1432_SALVATORE GIULIANO . Italia 1962; Regia di Francesco Rosi.
La scena iniziale di Salvatore Giuliano, capolavoro di Francesco Rosi del 1962, è già la chiave di lettura per capire non solo il film, ma un intero paese. O meglio, capirne l’incomprensibilità. Nel folgorante bianco e nero di Gianni di Venanzo, vediamo un corpo disteso senza vita sulla strada: è Salvatore Giuliano (Pietro Cammarata), il brigante siciliano a cui è dedicato il film di Rosi. Non ne è però il protagonista, perché nonostante l’uso dei flashback, il bandito sullo schermo sarà una presenza sfuggevole proprio come lo fu nella realtà nella natìa Sicilia. Ma torniamo alla scena iniziale: accanto al corpo ci sono una serie di persone indaffarate, sono le forze dell’ordine; ma ci sono anche giornalisti che cercano di capire che è successo. In realtà la ripresa ricorda un set cinematografico più che la scena di un omicidio: c’è anche chi ne contesta la credibilità, ad esempio per il poco sangue che si vede sul terreno. In effetti quella che vediamo sullo schermo è la ricostruzione – operata da Rosi – di una scena ricostruita ai tempi a bella posta per la stampa e l’opinione pubblica, visto che il Giuliano era stato freddato altrove. Ma se il lavoro compositivo di Rosi è eccezionale, molto meno efficace è quello improvvisato dalle forze dell’ordine al tempo: ufficialmente il bandito è stato ucciso in seguito ad un conflitto a fuoco ma le testimonianze della gente di Castelvetrano non supportano affatto questa tesi. In seguito, la faccenda si complica ancora di più: proprio il braccio destro di Giuliano, Gaspare Pisciotta (Frank Wolfe, eccellente) confesserà di essere stato lui ad uccidere l’amico. Difficile venire a capo di una simile matassa di intrighi e perfetto è il mitico Salvo Randone nel ruolo del Presidente della Corte di Appello di Viterbo nel processo chiamato a fare luce sulla morte di Giuliano e su alcuni passaggi oscuri della vicenda. Il giudice non si scoraggia, questo no, ma Randone riesce a conferirgli quella pacata rassegnazione di chi è consapevole che non si caverà comunque un ragno dal buco, perché l’Italia è soprattutto questa, in merito a questioni politico giudiziarie.
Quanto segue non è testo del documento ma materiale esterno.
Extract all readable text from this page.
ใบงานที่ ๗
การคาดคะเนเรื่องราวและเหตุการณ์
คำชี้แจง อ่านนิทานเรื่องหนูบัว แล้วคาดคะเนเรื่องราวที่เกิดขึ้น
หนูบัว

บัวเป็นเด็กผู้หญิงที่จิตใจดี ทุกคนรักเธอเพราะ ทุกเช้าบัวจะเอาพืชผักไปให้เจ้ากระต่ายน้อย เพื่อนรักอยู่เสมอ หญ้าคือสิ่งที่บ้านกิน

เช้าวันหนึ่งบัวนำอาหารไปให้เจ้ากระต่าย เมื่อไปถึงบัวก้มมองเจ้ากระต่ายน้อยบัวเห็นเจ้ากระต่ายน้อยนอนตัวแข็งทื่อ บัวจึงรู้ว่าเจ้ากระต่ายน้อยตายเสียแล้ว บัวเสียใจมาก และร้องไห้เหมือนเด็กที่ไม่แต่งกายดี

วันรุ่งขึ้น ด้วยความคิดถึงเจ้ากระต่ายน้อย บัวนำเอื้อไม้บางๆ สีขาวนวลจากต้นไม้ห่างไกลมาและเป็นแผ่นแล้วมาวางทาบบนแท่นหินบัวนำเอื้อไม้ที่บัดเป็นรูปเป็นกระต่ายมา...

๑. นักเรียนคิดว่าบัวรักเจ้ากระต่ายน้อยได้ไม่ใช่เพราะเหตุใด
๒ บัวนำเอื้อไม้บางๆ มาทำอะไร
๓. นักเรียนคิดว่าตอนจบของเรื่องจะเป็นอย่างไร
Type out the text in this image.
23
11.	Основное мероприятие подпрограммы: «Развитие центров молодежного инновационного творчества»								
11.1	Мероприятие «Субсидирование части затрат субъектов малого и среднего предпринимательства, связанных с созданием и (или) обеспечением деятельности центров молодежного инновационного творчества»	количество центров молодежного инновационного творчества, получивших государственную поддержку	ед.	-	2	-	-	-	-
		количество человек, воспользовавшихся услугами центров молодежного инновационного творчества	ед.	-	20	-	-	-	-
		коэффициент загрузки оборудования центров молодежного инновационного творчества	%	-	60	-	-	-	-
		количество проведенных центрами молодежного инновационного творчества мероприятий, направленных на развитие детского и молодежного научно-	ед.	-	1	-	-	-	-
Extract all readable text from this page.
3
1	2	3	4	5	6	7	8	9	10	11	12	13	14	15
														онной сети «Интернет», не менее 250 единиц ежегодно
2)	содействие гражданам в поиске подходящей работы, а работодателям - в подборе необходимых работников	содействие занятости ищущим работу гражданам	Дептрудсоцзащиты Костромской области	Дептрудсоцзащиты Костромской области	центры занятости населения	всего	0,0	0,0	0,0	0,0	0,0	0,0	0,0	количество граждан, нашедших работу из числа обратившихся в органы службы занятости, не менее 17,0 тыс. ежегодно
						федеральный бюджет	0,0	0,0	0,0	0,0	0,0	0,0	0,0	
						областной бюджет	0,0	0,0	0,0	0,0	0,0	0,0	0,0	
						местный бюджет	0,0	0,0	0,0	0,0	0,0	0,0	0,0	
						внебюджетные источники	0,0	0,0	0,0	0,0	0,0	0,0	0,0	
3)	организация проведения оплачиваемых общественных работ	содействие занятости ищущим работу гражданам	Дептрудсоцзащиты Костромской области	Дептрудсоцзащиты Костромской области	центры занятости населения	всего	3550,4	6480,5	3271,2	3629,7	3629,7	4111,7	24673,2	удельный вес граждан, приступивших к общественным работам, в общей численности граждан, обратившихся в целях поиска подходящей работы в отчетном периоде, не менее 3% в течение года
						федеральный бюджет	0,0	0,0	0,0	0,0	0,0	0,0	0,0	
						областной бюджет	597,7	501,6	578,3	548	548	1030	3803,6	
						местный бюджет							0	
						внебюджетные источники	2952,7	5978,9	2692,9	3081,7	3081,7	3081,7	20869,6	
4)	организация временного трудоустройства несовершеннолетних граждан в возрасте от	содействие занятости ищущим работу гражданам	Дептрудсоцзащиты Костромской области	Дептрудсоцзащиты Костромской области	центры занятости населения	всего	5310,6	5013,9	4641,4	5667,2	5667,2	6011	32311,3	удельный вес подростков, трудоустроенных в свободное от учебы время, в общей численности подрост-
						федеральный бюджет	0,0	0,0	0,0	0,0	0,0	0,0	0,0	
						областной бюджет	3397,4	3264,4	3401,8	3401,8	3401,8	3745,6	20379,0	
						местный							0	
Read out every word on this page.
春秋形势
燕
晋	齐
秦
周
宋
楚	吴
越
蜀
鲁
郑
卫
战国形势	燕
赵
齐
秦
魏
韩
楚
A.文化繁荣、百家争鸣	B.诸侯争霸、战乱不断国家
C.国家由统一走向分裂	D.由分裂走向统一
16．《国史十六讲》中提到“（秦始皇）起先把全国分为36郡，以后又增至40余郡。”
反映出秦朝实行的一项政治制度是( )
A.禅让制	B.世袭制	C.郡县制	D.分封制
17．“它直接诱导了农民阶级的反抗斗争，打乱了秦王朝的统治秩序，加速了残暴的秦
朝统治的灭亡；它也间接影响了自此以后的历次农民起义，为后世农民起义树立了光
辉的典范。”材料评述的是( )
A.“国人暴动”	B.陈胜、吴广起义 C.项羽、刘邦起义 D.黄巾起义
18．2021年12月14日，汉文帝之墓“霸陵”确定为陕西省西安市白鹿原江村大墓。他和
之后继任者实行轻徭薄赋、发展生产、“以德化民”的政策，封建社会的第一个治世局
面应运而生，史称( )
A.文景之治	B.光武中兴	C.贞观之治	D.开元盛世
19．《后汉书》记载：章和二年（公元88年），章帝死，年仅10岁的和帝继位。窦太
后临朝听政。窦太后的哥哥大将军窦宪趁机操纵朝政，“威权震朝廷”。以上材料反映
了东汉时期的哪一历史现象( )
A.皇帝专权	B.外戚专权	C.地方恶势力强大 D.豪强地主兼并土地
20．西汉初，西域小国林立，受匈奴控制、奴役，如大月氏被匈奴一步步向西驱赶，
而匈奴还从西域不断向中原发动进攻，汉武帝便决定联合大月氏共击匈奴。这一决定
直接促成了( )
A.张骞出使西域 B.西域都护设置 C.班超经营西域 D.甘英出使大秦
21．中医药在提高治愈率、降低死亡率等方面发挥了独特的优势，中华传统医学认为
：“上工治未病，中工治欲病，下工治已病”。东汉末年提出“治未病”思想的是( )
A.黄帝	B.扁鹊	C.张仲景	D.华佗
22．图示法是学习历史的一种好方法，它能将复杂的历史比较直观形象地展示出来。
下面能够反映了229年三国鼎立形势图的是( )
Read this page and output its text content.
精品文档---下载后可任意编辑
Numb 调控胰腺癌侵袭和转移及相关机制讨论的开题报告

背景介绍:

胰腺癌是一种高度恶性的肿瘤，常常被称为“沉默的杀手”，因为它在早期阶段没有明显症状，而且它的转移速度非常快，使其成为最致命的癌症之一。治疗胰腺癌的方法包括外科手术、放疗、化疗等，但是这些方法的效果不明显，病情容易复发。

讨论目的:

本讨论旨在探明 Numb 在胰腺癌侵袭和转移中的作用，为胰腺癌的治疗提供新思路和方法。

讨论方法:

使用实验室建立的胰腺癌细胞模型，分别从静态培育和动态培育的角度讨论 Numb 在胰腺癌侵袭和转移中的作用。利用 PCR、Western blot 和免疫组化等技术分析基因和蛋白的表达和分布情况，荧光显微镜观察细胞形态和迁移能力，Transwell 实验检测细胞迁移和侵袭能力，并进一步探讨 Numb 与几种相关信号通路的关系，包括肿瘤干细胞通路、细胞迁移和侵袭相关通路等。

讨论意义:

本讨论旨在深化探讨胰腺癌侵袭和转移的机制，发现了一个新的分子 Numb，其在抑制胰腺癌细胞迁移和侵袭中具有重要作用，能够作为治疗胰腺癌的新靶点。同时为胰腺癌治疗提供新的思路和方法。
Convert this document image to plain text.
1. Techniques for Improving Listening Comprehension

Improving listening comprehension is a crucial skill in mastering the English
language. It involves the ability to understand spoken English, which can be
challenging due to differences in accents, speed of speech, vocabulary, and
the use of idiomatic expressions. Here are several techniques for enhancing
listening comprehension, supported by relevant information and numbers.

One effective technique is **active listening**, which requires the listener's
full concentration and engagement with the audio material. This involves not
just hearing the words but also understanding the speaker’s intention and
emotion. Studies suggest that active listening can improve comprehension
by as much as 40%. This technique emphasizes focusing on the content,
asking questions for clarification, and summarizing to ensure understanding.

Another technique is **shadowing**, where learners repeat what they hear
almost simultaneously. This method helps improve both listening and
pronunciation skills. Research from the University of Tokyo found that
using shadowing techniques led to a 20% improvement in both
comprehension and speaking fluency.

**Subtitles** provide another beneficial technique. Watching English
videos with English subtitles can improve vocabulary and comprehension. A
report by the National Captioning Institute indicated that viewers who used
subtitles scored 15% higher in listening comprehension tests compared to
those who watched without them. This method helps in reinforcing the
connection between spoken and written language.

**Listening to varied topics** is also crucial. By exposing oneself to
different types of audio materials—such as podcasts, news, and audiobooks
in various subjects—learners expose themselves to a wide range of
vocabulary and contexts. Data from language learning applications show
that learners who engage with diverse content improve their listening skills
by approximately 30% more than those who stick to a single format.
E lo è sin dall’inizio, se consideriamo che Giuliano fu trovato morto nel 1950 e la Costituzione della Repubblica Italiana fu promulgata solo tre anni prima. Ma, come detto, l’incipit del film di Rosi ne dà già un quadro emblematico in pochi minuti: un caso grave, la morte dell’inafferrabile bandito, è un clamoroso falso; la ricostruzione cinematografica, che riprende l’impressione di essere di fronte ad una messa in scena, moltiplica l’idea delle scatole cinesi come fossimo in una spirale senza fine, in cui non si capisce più cosa è un’ipotetica realtà e cosa invece pura finzione, perché di verità proprio non c’è traccia. Il rischio di sfociare nel qualunquismo è ovviamente grande, del resto è una deriva se non giustificabile perlomeno sempre comprensibile in Italia; tuttavia il cinema di Francesco Rosi dimostra di avere gli anticorpi per non scivolare in una critica generalizzata e pretestuosa. Da un punto di vista artistico, l’attenzione spasmodica ai dettagli coglie appieno la lezione del cinema neorealista. La cura dei particolari, nella ricostruzione, l’uso delle location reali della storia, a Montelerpre e Catelvetrano, non sono infatti vezzi autoriali. Il fatto che non si riesca a cogliere mai il senso della verità, in Italia – perché sembra sempre esserci una forza superiore e occulta, la mafia, lo stato, la politica, fuori dalla nostra capacità di comprensione – non può essere un alibi per realizzare un quadro fosco, semmai il contrario. C’è quindi davvero bisogno – anzi la necessità, l’urgenza – di convocare i superstiti della strage di Portella della Ginestra per girare quella scena, come pare abbia fatto Rosi: perché se proprio non è possibile comprendere il senso delle cose, in Italia, c’è bisogno almeno di avere un quadro della situazione il più attendibile possibile. Perché poi il tempo, in un modo o nell’altro, se non galantuomo è quantomeno il nostro più sincero alleato a patto di avere a disposizione gli elementi giusti, come appunto il film Salvatore Giuliano di Francesco Rosi. A quel punto, qualche idea più chiara sugli eventi ce la possiamo quindi fare. Cinema indispensabile.